Diriwayatkan bahwa Ali a pernah mengatakan melalui syairnya:
Namun seseorang tidak sampai mati bila kakinya terpeleset
Keterpelesetan mulutnya bisa membuat kepalanya terlempar
Sedangkan keterpelesetan kakinya bisa dihindari dengan berjalan pelan
Dalam syair yang lain dikatakan:
Sungguh beruntung orang yang diam
Tidak setiap ucapannya itu harus dijawab
Jawaban yang tak suka diam
Sungguh aneh ada orang yang banyak berbuat aniaya
Padahal ia yakin akan mati.
Sabda Nabi:
Tentang sabda beliau ini, Al-Qadhi Iyadh mengatakan: “Makna hadits ini adalah, barangsiapa yang berpegang kepada syariat-syariat Islam, ia juga harus memuliakan tamu dan tetangga. Nabi pernah bersabda:ما زال جبريل يوصيني بالخار حتى ظننت أنه سيورثة
"Jibril senantiasa memberikan wasiat kepadaku tentang tetangga, sampai-sampai aku mengira bahwa ia akan juga menjadi ahli waris."
Nabi Juga Bersabda:
من أذى جاره ملکه الله داره
"Barangsiapa yang menyakiti tetangganya, maka Allah akan menguasakan rumahnya kepadanya.”
Allah berfirman:
والجار ذي القربى والجار الجنب
"Berbuat baiklah kepada tetangga yang dekat maupun tetangga yang jauh."
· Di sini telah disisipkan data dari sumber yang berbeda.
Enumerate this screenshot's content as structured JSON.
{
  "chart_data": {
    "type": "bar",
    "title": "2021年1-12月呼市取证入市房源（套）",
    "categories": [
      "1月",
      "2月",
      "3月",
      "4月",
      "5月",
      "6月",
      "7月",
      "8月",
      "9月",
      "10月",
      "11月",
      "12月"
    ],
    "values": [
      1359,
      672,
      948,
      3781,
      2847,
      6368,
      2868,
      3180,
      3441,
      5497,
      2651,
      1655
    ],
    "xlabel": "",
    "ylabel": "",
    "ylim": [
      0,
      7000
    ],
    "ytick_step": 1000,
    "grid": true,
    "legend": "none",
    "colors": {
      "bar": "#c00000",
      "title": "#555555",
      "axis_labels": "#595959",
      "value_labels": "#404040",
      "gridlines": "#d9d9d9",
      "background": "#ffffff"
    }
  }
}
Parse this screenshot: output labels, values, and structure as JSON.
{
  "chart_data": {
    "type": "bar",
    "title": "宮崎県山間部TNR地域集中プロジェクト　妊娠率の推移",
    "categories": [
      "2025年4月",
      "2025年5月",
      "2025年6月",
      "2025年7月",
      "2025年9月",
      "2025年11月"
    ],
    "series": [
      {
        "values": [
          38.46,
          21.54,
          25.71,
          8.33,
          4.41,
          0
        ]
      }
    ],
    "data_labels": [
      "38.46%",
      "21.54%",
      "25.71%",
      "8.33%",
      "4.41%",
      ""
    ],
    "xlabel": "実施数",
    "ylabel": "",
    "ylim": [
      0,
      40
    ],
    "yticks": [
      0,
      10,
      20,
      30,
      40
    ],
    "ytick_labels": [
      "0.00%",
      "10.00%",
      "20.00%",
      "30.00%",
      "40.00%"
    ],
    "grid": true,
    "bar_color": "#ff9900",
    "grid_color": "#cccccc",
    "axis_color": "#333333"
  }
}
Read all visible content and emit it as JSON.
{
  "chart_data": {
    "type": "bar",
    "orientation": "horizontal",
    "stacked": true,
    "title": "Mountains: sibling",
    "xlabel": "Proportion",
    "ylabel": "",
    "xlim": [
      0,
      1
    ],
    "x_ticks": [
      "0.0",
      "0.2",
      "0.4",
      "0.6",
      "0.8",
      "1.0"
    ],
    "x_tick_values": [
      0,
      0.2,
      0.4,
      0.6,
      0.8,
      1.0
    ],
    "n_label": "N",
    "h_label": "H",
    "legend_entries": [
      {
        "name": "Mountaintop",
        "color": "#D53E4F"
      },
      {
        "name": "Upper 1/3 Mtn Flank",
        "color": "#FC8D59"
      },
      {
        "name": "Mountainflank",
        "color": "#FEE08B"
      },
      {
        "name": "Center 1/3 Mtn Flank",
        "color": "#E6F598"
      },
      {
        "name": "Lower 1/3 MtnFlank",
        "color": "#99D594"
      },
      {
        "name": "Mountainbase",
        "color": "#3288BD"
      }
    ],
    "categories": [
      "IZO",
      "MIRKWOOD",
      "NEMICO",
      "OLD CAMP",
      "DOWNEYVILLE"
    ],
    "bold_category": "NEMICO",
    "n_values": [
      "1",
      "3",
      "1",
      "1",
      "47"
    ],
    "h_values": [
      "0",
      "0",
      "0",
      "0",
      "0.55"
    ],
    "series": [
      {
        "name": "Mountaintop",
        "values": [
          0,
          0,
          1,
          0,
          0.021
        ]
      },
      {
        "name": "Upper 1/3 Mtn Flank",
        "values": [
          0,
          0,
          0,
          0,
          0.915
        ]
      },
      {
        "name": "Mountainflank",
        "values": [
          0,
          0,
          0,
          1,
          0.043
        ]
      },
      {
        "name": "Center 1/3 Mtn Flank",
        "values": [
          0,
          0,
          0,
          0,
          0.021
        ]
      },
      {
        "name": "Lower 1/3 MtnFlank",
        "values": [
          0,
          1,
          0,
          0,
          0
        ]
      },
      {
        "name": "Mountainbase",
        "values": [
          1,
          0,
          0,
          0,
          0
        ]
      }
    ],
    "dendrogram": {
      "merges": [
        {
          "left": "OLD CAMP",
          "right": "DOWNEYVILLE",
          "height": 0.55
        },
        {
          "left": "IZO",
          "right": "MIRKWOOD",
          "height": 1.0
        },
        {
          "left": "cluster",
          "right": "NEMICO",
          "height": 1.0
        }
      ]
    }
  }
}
( الجار ) mengandung empat arti yaitu:
- Pertama: Orang yang tinggal serumah denganmu. Seorang penyair berkata: "Wahai perempuan yang serumah denganku, sesungguhnya kamu tertalak !"
- Kedua: Orang yang rumahnya menempel dengan rumahmu.
- Ketiga: Orang yang terletak empat puluh rumah di sampingmu.
- Keempat: Orang yang tinggal satu negeri bersamamu. Allah berfirman: “Kemudian mereka tidak menjadi tetanggamu ( di Madinah ) melainkan dalam waktu yang sebentar saja.”
Memberikan jamuan merupakan bagian dari adab-adab Islam serta akhlak para nabi dan orang-orang shalih. Para ulama berbeda mengenai apakah memberikan jamuan itu keharusan atas orang kota maupun orang pelosok, ataukah atas orang pelosok saja.
Imam Syafi'i dan Muhammad Abdul Hakam berpendapat bahwa hal itu menjadi kewajiban atas orang kota maupun orang pelosok. Sedangkan Malik dan Sahnun berpendapat hanya wajib atas orang-orang pelosok saja.
Dalam hadits disebutkan: “Memberikan jamuan itu kewajiban atas orang pelosok dan bukan atas orang kota.” Namun hadits ini maudhu' ( palsu ).
MUATAN HADITS
Di antara ciri-ciri keimanan adalah:
- Berbicara yang baik, atau diam.
- Menghormati tetangga.
- Memuliakan tamu.
- Berpikir dahulu sebelum berkata.
- Sebaiknya berbicara itu pada tempatnya.
- Sebaiknya diam itu pada waktunya.
- Tidak boleh diam dari kebenaran.
- Tidak perlu berbicara mengenai hal yang tidak bermakna.
- Harus memberikan perhatian terhadap keberadaan tetangga.
- Menghormati tetangga sekalipun non-muslim.
- Tidak dibenarkan menyakiti tetangga.
- Harus bermuka manis dalam menerima tamu.
- Harus berbicara yang baik dengan tamu.
- Harus memberikan pelayanan kepada tamu.